Some almosts come from a burst of passion which wanes over time. Others come from trying to live up to the expectations of others. My father was a band director, and so it seemed natural for my sister and me to join band at the first opportunity. I chose clarinet because my mother said it was easy to play – it was her chosen instrument in high school. It wasn’t, or not as easy as I’d hoped. I never found the initiative to practice enough to really excel, but did enough to get by and please my parents for a while. I could never master playing and walking at the same time, so I faked my way through parades and football games in 7th grade marching band and became drum major the following year to avoid the embarrassment. I played piano off and on at home from childhood and throughout high school because I could sing at the same time, and that love helped me discover more theatrical pursuits.

From the time I was 16, I wanted to be an actor. I loved being the center of attention, being emotionally expressive, and felt it would solve the problem of never knowing what I wanted to do when I grew up. I could be a nurse one day, a Queen the next, and perhaps even an archaeologist after all, with stage dirt on my face. My parents would not allow me to attend the Fine Arts high school across town, and so I ended up at the high school for our geographic location, known for its love of football and not its support of the arts. I loved reading passages aloud in English class, and finally got a non-extra part in our annual school play my Junior year. I was Juror #8 in our gender-neutral rendition of 12 Angry Men.

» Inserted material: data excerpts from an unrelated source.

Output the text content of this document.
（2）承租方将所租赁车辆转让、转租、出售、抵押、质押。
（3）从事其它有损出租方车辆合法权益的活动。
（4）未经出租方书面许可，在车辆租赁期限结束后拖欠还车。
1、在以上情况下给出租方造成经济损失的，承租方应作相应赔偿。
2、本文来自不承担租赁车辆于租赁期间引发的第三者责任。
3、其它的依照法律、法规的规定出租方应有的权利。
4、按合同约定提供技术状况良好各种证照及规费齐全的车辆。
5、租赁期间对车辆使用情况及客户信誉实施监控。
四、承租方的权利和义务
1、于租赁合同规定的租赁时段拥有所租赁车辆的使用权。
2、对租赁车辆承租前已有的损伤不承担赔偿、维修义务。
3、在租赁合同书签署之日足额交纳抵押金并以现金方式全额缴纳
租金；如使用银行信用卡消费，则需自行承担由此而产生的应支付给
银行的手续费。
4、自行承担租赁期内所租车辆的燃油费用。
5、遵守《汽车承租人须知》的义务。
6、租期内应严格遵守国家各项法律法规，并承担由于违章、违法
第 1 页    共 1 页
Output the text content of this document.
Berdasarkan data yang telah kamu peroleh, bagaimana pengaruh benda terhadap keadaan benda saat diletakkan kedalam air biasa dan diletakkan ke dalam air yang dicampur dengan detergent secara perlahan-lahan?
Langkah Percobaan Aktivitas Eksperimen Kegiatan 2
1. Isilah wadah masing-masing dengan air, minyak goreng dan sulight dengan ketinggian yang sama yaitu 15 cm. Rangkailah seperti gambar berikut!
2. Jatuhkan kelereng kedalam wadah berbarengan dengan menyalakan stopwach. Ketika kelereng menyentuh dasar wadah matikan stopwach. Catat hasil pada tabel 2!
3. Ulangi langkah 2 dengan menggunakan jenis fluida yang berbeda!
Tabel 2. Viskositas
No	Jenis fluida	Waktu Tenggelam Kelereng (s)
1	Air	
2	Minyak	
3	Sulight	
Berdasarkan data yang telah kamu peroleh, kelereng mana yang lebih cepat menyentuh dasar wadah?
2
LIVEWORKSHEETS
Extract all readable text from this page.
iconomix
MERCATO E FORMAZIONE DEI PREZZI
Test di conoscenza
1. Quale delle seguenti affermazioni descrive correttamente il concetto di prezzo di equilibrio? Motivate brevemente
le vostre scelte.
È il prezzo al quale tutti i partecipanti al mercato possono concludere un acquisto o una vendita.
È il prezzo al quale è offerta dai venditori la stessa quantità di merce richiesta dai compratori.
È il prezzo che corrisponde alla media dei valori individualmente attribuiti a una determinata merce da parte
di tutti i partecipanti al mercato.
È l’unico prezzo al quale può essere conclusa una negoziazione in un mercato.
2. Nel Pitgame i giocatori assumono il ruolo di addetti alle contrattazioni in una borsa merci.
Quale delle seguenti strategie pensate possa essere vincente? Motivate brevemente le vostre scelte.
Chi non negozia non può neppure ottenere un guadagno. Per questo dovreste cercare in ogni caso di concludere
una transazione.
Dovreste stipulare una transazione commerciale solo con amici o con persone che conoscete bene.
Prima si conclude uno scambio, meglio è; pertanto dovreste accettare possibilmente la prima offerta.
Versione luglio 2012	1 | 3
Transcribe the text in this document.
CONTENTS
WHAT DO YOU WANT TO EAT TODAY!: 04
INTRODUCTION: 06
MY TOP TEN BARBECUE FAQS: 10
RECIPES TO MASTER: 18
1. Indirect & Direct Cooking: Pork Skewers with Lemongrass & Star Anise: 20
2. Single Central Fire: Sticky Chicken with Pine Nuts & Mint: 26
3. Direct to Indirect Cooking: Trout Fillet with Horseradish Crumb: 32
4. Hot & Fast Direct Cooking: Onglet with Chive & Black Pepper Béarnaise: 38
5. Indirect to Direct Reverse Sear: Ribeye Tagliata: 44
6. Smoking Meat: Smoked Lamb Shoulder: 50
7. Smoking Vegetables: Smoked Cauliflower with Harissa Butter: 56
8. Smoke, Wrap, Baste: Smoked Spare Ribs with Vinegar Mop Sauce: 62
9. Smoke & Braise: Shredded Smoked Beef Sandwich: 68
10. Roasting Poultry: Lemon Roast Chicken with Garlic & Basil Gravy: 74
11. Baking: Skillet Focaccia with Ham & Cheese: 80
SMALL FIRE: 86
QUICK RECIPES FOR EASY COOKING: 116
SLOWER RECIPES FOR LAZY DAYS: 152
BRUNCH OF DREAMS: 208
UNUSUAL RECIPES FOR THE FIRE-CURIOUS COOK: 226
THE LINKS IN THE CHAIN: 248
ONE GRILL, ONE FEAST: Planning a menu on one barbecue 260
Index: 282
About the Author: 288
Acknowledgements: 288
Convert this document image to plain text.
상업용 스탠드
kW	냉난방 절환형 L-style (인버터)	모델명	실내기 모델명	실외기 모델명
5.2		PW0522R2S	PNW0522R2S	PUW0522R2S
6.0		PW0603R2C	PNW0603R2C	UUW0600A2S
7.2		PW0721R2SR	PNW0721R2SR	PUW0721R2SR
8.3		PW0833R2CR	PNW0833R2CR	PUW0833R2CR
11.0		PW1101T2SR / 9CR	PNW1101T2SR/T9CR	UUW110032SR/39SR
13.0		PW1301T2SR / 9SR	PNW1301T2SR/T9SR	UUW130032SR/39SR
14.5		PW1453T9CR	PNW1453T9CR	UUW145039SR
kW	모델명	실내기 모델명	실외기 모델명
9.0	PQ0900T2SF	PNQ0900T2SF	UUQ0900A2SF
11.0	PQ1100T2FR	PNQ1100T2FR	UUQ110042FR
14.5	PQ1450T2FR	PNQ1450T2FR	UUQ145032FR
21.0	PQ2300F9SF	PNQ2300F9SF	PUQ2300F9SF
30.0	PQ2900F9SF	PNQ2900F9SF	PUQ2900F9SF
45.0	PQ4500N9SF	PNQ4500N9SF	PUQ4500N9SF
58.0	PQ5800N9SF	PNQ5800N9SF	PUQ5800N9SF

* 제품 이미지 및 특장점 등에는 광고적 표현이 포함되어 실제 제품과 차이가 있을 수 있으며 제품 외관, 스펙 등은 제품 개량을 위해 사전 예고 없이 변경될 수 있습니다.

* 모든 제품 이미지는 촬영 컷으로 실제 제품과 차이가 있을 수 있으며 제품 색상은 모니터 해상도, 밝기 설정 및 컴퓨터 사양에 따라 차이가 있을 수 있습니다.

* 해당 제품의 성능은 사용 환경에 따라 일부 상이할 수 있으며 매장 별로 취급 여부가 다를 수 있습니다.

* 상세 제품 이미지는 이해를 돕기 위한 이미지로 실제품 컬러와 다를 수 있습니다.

Minimally supportive of my passions yet again, my father had me enroll in college on an Education track in Speech Communication & Theatre. I knew I didn’t want to be a teacher – they wanted me to have a fall-back plan. I ended up getting a BA in Theatre (to my parents’ horror) anyway, and applied to MFA acting programs after graduation. Knowing I would never be the ingenue, and not wanting to be forever relegated to the fat best friend, I decided to explore all my options for graduate work, and see what stuck. I got accepted to the MA program in Performance Studies at Texas A&M. Soon after, I was accepted to the MFA Dramaturgy program at NYU. I almost didn’t move to Texas, but A&M would pay my full way and NYU would only pay half, so here I am. My future as a dramaturge another almost.

Some people know what they want to do with their lives from the start. Others stick with the first thing they try, whether from lack of drive, family and societal expectations, poverty, or the fear that anything else amounts to failure. Then, there are people like me. Those of us who try on all the hats in the store – some more than once – until we finally settle on the handful which suit our features and match our wardrobe the best. If I wasn’t willing to try something new when my current path became unsatisfying, I wouldn’t have moved to Austin. All my almosts brought me here, to this stage, with you.

The things you cast away can teach you as much about yourself as what you eventually keep. I learned that I prefer intellectual work to physical labor, experiencing life instead of documenting it, using my body as its own instrument, and surrounding myself with people who are invested in my growth and development as much as I am. I learned that I won’t be satisfied living out someone else’s expectations, or not feeling in control of my own destiny. If I hadn’t stopped at almost, maybe I wouldn’t know any of those things about myself. They say quitters never win, but its just that you don’t win that particular race. It doesn’t mean you can’t win another. Turning back before the finish line gives you more energy for the future.

Our culture tends to value things that last – whether it’s a career, a relationship, or a cultural tradition. Almost can feel like failure, and sometimes it is. But failure means we’re learning. People say, “Almost only counts in horseshoes and hand grenades.” But I disagree. All the things I almost did made me who I am today. Maybe I would have made a good archaeologist after all, but I’m happy with where I’m headed. To me, it’s the journey that matters, not the destination.